The world knows her as ‘Magnificent Mary’, by occupation she is a police officer, her main hobby is martial arts and she is the mother of three. And she is one of the rare Indian athletes on whom a super-duper biopic has been made.
Her boxing credentials could put any top Indian athlete to shade. She is a five-time world champion, an Olympic bronze medallist, and on Wednesday became the first Indian woman boxer to clinch an Asian Games gold.
At 31, with three kids to raise with the youngest, Prince Chungthanglen, a toddler, she decided to get back to the boxing ring. Training like a woman possessed and determined to get back into the national squad, she won her biggest test at the Seonhak Gymnasium.
So, when Mary met the 2010 Asian championship winner in the final, everyone knew it would be tough, especially since this was the first international event the tiny Manipuri was competing in after the London Olympics.
Read: MC Mary Kom - unboxed
But the spring in Mary’s steps was unmistakeable, her body language positive. She had entered the ring to win. The young Kazakh was taking her chances and making Mary Kom strain her ageing legs but little realising that the final burst was yet to come.
A cracking left jab in the first round did rattle Mary. “Yes, the Kazakh girl was good and moved quite well, but I knew that to overcome the challenges at the Asian Games, I had to build my endurance. I didn’t want to lose like I did at Guangzhou (2010), where I finished with a bronze,” said the champion boxer.
The moment she entered the hall with her entourage, chants of ‘Mary, Mary’ virtually brought the ceiling down.
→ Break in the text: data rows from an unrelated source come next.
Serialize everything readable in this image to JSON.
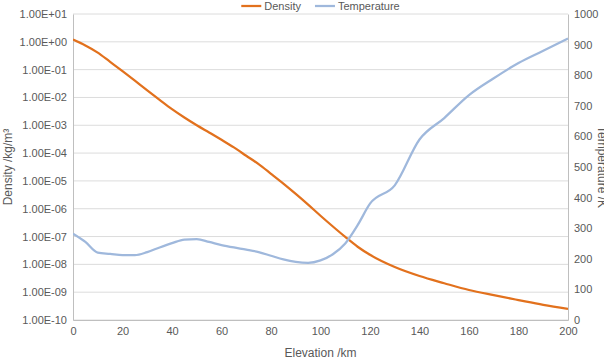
{
  "chart_data": {
    "type": "line",
    "xlabel": "Elevation /km",
    "ylabel": "Density /kg/m³",
    "y2label": "Temperature /K",
    "x": [
      0,
      5,
      10,
      15,
      20,
      25,
      30,
      35,
      40,
      45,
      50,
      55,
      60,
      65,
      70,
      75,
      80,
      85,
      90,
      95,
      100,
      105,
      110,
      115,
      120,
      130,
      140,
      150,
      160,
      170,
      180,
      190,
      200
    ],
    "series": [
      {
        "name": "Density",
        "color": "#e2711d",
        "values": [
          1.2,
          0.74,
          0.41,
          0.19,
          0.088,
          0.04,
          0.018,
          0.0082,
          0.0038,
          0.0019,
          0.001,
          0.00055,
          0.0003,
          0.00016,
          8e-05,
          4e-05,
          1.8e-05,
          8e-06,
          3.4e-06,
          1.4e-06,
          5.6e-07,
          2.3e-07,
          9.7e-08,
          4.3e-08,
          2.2e-08,
          8e-09,
          3.8e-09,
          2.1e-09,
          1.2e-09,
          7.8e-10,
          5.2e-10,
          3.5e-10,
          2.5e-10
        ]
      },
      {
        "name": "Temperature",
        "color": "#9fb8dc",
        "axis": "y2",
        "values": [
          282,
          255,
          220,
          216,
          212,
          212,
          222,
          237,
          251,
          263,
          264,
          255,
          245,
          237,
          230,
          222,
          210,
          198,
          190,
          187,
          195,
          215,
          250,
          310,
          380,
          440,
          590,
          660,
          735,
          790,
          840,
          880,
          920
        ]
      }
    ],
    "xlim": [
      0,
      200
    ],
    "xticks": [
      0,
      20,
      40,
      60,
      80,
      100,
      120,
      140,
      160,
      180,
      200
    ],
    "ylim": [
      1e-10,
      10
    ],
    "yticks": [
      {
        "value": 1e-10,
        "label": "1.00E-10"
      },
      {
        "value": 1e-09,
        "label": "1.00E-09"
      },
      {
        "value": 1e-08,
        "label": "1.00E-08"
      },
      {
        "value": 1e-07,
        "label": "1.00E-07"
      },
      {
        "value": 1e-06,
        "label": "1.00E-06"
      },
      {
        "value": 1e-05,
        "label": "1.00E-05"
      },
      {
        "value": 0.0001,
        "label": "1.00E-04"
      },
      {
        "value": 0.001,
        "label": "1.00E-03"
      },
      {
        "value": 0.01,
        "label": "1.00E-02"
      },
      {
        "value": 0.1,
        "label": "1.00E-01"
      },
      {
        "value": 1,
        "label": "1.00E+00"
      },
      {
        "value": 10,
        "label": "1.00E+01"
      }
    ],
    "y2lim": [
      0,
      1000
    ],
    "y2ticks": [
      0,
      100,
      200,
      300,
      400,
      500,
      600,
      700,
      800,
      900,
      1000
    ],
    "log": "y",
    "grid": true,
    "legend": "top"
  }
}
It seemed everyone, irrespective of nationality, was willing Mary to win.
Of course, there were distractions, the biggest of all being L Sarita Devi being denied a certain place in the final by the judges “in one of the most one-sided decisions I have witnessed”.
Even national coach Gurbax Singh Sandhu felt before the bout that Mary could get affected as the two “always prefer to be roommates when they are on international assignments”.
To get back the positive feeling in the camp, Manipuri dish, Iromba, was prepared in the night, and it lifted the spirits somewhat. The rest Mary Kom had to do in the ring. “I worried a lot about Sarita the whole night, but I also thought I could ease her suffering by winning gold.”
And the first person she hugged on stepping out of the ring with gold was Sarita. Tears of joy welled in the eyes of both boxers and Sarita seemed to bask in Mary’s glory. Outside the arena, hundreds waited to congratulate the Indian on her maiden Asian Games gold, and her coaches waxed eloquent on how they had brought her to this level in a span of just a few months.
It started before the Commonwealth Games when she lost the national trials to Pinki Jangra and failed to make it to Glasgow squad. And when she caused a furore after the Asiad trials were postponed, everyone thought she was being extremely rigid.
No one thought she was only counting every second out of the ring as time wasted. She beat her opponent hands down in the trials and arrived in Incheon.
In the final, the Kazakh boxer was tough and after the first round it was difficult to decide who had the upperhand. The second too was close but the last two sealed it in Mary’s favour. Technically, she looked the better boxer by far. Mary had the experience and she seemed to dig deep into reserves of energy.
By the time the bout ended, no one had a doubt who the champion was.